Citations in the Key of RAG

A Problem

What are some ways I can implement source citations in my RAG chatbot?

A slackbot answering a user query and displaying its sources

Or: here’s-a-bunch-of-things-I-tried-and-kinda-worked

The Context

  • You should already have some baseline familiarity of building a “RAG” system. Acknowledging that “RAG” is, like just about everything else, a very overloaded term right now, I’m defining “RAG” as: semantic cosine similar search over a vector database (pgvector).
  • You’re building a “chat with your docs” chatbot, at a relatively small scale. This particular example will use:
    • Slack Bolt framework
    • Typescript / AI SDK
    • OpenAI provider

A chatbot is pretty simple to implement. It’s just an API call to OpenAI. For “RAG”, give it access to a tool that exposes the data. Run that in a “loop”. Let it call the tool to search as it needs. Then return the response to the user. The LLM reads the content returned from the knowledge base tool and determines the answer.

For example:

   "What's our return policy?"
                |
                v
          +------------+
          |    LLM     |
          +------------+
                |
                v
      searches knowledge base
                |
                v
   +--------------------------------------+
   | Similar documents (3)                |
   | • slop.md#returns (Chunk 12)     |
   |   "...Returns accepted within 30..." |
   | • faq.md#refunds    (Chunk 3)        |
   |   "...Refund period is 30 days..."   |
   | • slack-thread#915 (Chunk 1)         |
   |   "...Escalations contact ops..."    |
   +--------------------------------------+
           |                    |
           | relevant chunks    | ignored chunk
           v                    v
   +------------------+      +----------------+
   | Chunk 12 content |      | Chunk 1 ignored|
   +------------------+      +----------------+
           |
           v
      LLM ingests
           |
           v
   "Our return policy is 30 days."
         (cites handbook.md#returns, faq.md#refunds)

The challenge: but how do you accurately identify which documents were actually used vs. which were just retrieved?
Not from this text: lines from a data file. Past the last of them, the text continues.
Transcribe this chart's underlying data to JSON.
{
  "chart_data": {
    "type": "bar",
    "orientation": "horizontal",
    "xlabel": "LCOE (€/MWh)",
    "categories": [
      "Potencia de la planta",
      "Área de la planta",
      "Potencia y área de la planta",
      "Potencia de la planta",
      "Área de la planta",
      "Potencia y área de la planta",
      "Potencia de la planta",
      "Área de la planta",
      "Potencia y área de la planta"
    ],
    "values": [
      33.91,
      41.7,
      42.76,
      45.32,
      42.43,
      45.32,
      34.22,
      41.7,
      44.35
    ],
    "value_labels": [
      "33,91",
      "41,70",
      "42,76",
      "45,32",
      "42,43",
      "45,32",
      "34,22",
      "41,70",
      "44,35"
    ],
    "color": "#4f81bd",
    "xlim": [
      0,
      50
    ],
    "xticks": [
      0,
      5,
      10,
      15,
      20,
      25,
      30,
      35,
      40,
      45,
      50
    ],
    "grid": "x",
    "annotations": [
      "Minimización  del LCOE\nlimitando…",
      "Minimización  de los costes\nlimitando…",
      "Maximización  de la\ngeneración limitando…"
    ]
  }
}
while also working within the forces and constraints:

  • Budget - the agent has to be as low cost as possible, meaning the dumbest, cheapest, model
  • Latency - while also being as fast as possible
  • and accurate
  • and a UX that doesn’t suck

The Naive Approach

The obvious first attempt: show all documents returned by the vector search.

The issue is that the retrieval step often returns 3-5 documents based on semantic similarity. But the LLM might:

  • Use only 1-2 of those documents to answer the question
  • Find that none of the documents contain the answer and respond “I don’t have that information”
  • Use parts of some documents but ignore others

If you show all retrieved documents as “sources,” you’re not being honest. The user experience looks like “I’m sorry, I can’t find any information about the return policy. Sources: Unrelated Document 1, Unrelated Document 2, Unrelated Document 3”

What we need: A way to identify which specific documents the LLM actually used when generating its response, not just which documents we retrieved.

The Core Challenge

The LLM needs to see both the question AND the tool results (the retrieved documents) to accurately determine which sources informed its answer. You can’t just look at the final answer text and extract citations—there’s no way to know which documents were used without seeing them in context.

This means whatever solution we build needs to happen during the agent loop, not after.

In order to display this data in a pretty manner in the slack API, we also need a simple JSON structure:

	{
		response: "the actual response the user sees",
		sources: [ "Source 1", "Source 2" ]
	}

To recap the problem for the 30th time: how can we extract structured data from an LLM response that used tool calling.

Attempt 1: XML Tags

The approach: Prompt engineering. Have the LLM output <source> XML tags inline with the response, then parse them. Beg it to output the sources.

Example: “When calling the <search_tool>, YOU MUST ALWAYS!!!!!! cite the source using a <source> tag. For example: <source>Slop Factory</source>

Then after the call, manually parse the string, identify the xml, strip it out, return a new JSON object with the XML stripped and a new sources array.

Result with GPT-4o-mini: Unreliable. This model won’t reliably follow the format instructions. It worked for some simple queries at first, but had too many failures over time not following the prompt.

Result with GPT-5-mini: Performed significantly better at only a $.10 increase in cost. The model followed instructions and output the XML tags correctly and much more consistently.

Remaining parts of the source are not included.